Услышав молчание, посреди второго стихотворения в гранках Шкет поднял голову.
– Ценность нашей работы? – (Шкет снова опустил глаза и вернулся к чтению.) – Те, кто ничего не создает, неизменно полагают, что на некоем зачаточном уровне создателю она ведома. Но список нобелевских лауреатов, к которому я так близко подбирался уже трижды, ныне забит посредственностями, лишенными ясности и глубины, невнятными и неважными; их восхваляли при жизни, и умерли они наверняка в убеждении, что им удалось существенно развить свой язык. Ваша мисс Дикинсон умерла, равно убежденная, что никто никогда не прочтет ни одного написанного ею слова, а она – один из ярчайших поэтов вашей страны. Художник просто-напросто не может доверять публичным знакам почета. А приватные еще обманчивее.
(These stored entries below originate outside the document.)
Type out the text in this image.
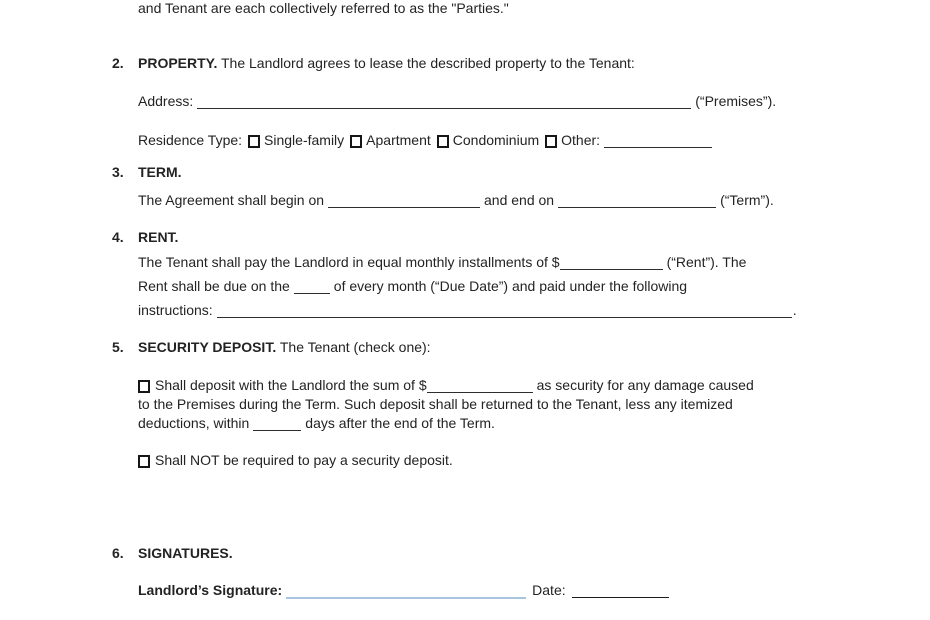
and Tenant are each collectively referred to as the "Parties."
2. PROPERTY. The Landlord agrees to lease the described property to the Tenant:
Address:	(“Premises”).
Residence Type: Single-family Apartment Condominium Other:
3. TERM.
The Agreement shall begin on	and end on	(“Term”).
4. RENT.
The Tenant shall pay the Landlord in equal monthly installments of $	(“Rent”). The
Rent shall be due on the	of every month (“Due Date”) and paid under the following
instructions:	.
5. SECURITY DEPOSIT. The Tenant (check one):
Shall deposit with the Landlord the sum of $	as security for any damage caused
to the Premises during the Term. Such deposit shall be returned to the Tenant, less any itemized
deductions, within	days after the end of the Term.
Shall NOT be required to pay a security deposit.
6. SIGNATURES.
Landlord’s Signature:	Date:
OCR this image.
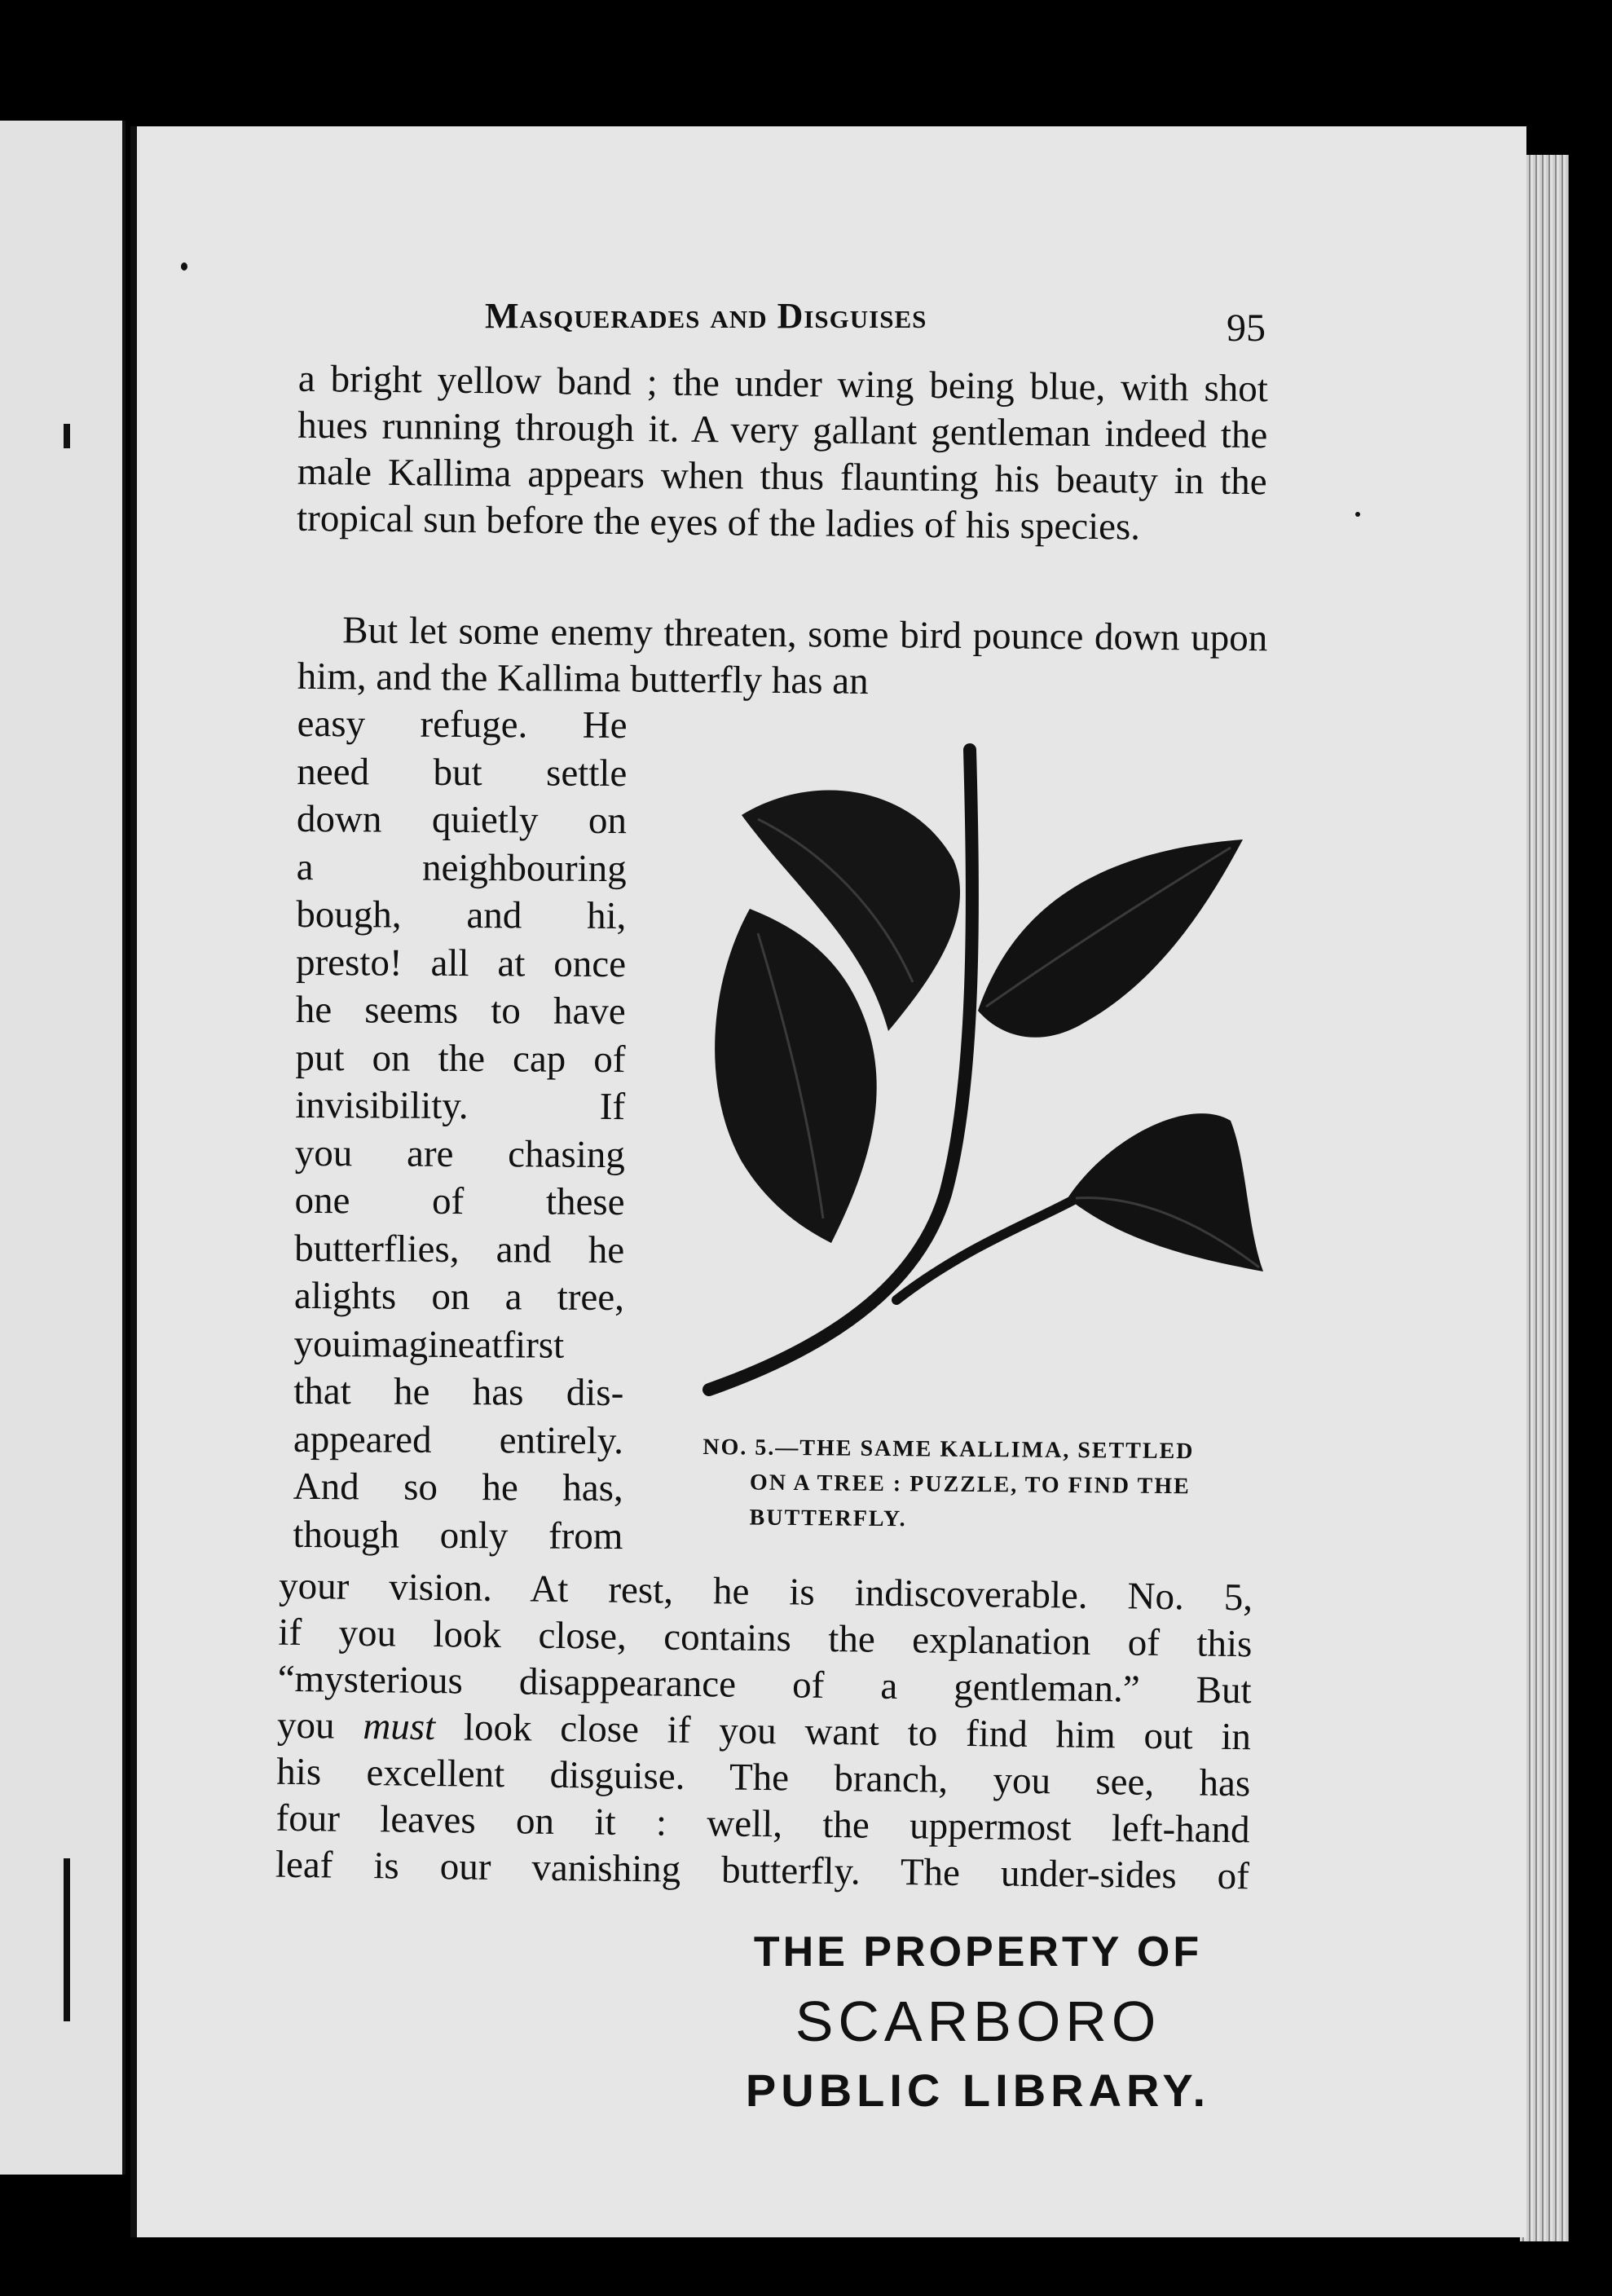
Masquerades and Disguises	95

a bright yellow band ; the under wing being blue, with shot hues running through it. A very gallant gentleman indeed the male Kallima appears when thus flaunting his beauty in the tropical sun before the eyes of the ladies of his species.

But let some enemy threaten, some bird pounce down upon him, and the Kallima butterfly has an

easy refuge. He
need but settle
down quietly on
a neighbouring
bough, and hi,
presto! all at once
he seems to have
put on the cap of
invisibility. If
you are chasing
one of these
butterflies, and he
alights on a tree,
youimagineatfirst
that he has dis-
appeared entirely.
And so he has,
though only from

NO. 5.—THE SAME KALLIMA, SETTLED
ON A TREE : PUZZLE, TO FIND THE
BUTTERFLY.

your vision. At rest, he is indiscoverable. No. 5,
if you look close, contains the explanation of this
“mysterious disappearance of a gentleman.” But
you must look close if you want to find him out in
his excellent disguise. The branch, you see, has
four leaves on it : well, the uppermost left-hand
leaf is our vanishing butterfly. The under-sides of

THE PROPERTY OF
SCARBORO
PUBLIC LIBRARY.
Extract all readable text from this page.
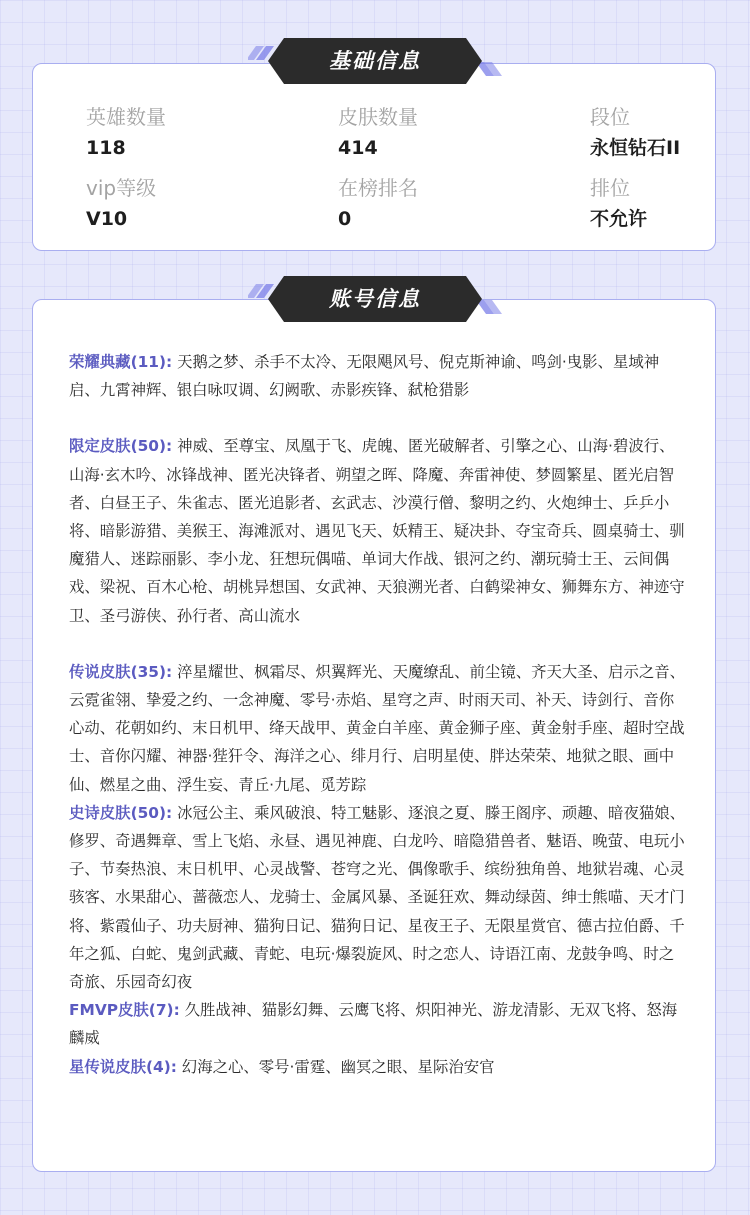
英雄数量
118
皮肤数量
414
段位
永恒钻石II
vip等级
V10
在榜排名
0
排位
不允许
基础信息

荣耀典藏(11): 天鹅之梦、杀手不太冷、无限飓风号、倪克斯神谕、鸣剑·曳影、星域神启、九霄神辉、银白咏叹调、幻阙歌、赤影疾锋、弑枪猎影

限定皮肤(50): 神威、至尊宝、凤凰于飞、虎魄、匿光破解者、引擎之心、山海·碧波行、山海·玄木吟、冰锋战神、匿光决锋者、朔望之晖、降魔、奔雷神使、梦圆繁星、匿光启智者、白昼王子、朱雀志、匿光追影者、玄武志、沙漠行僧、黎明之约、火炮绅士、乒乒小将、暗影游猎、美猴王、海滩派对、遇见飞天、妖精王、疑决卦、夺宝奇兵、圆桌骑士、驯魔猎人、迷踪丽影、李小龙、狂想玩偶喵、单词大作战、银河之约、潮玩骑士王、云间偶戏、梁祝、百木心枪、胡桃异想国、女武神、天狼溯光者、白鹤梁神女、狮舞东方、神迹守卫、圣弓游侠、孙行者、高山流水

传说皮肤(35): 淬星耀世、枫霜尽、炽翼辉光、天魔缭乱、前尘镜、齐天大圣、启示之音、云霓雀翎、挚爱之约、一念神魔、零号·赤焰、星穹之声、时雨天司、补天、诗剑行、音你心动、花朝如约、末日机甲、绛天战甲、黄金白羊座、黄金狮子座、黄金射手座、超时空战士、音你闪耀、神器·狴犴令、海洋之心、绯月行、启明星使、胖达荣荣、地狱之眼、画中仙、燃星之曲、浮生妄、青丘·九尾、觅芳踪

史诗皮肤(50): 冰冠公主、乘风破浪、特工魅影、逐浪之夏、滕王阁序、顽趣、暗夜猫娘、修罗、奇遇舞章、雪上飞焰、永昼、遇见神鹿、白龙吟、暗隐猎兽者、魅语、晚萤、电玩小子、节奏热浪、末日机甲、心灵战警、苍穹之光、偶像歌手、缤纷独角兽、地狱岩魂、心灵骇客、水果甜心、蔷薇恋人、龙骑士、金属风暴、圣诞狂欢、舞动绿茵、绅士熊喵、天才门将、紫霞仙子、功夫厨神、猫狗日记、猫狗日记、星夜王子、无限星赏官、德古拉伯爵、千年之狐、白蛇、鬼剑武藏、青蛇、电玩·爆裂旋风、时之恋人、诗语江南、龙鼓争鸣、时之奇旅、乐园奇幻夜

FMVP皮肤(7): 久胜战神、猫影幻舞、云鹰飞将、炽阳神光、游龙清影、无双飞将、怒海麟威

星传说皮肤(4): 幻海之心、零号·雷霆、幽冥之眼、星际治安官

账号信息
Шкет перевернул очередной лист.
– Вы разговариваете сам с собой. – Не поднимая глаз, он гадал, какое у Новика лицо.
– Безусловно, – сказал тот после затянувшейся паузы.
– Вы правда боитесь, что ваши тексты никчемны.
Новик помолчал.
В этом молчании Шкет подумал было глянуть на него, но не стал.
– Когда я не пишу, у меня нет выбора: я обязан считать их никчемными. Но когда я работаю – пишу, правлю, леплю и полирую, – я, по той же логике, вынужден считать, что ничего важнее в мире нет. И любой другой подход вызывает у меня сомнения.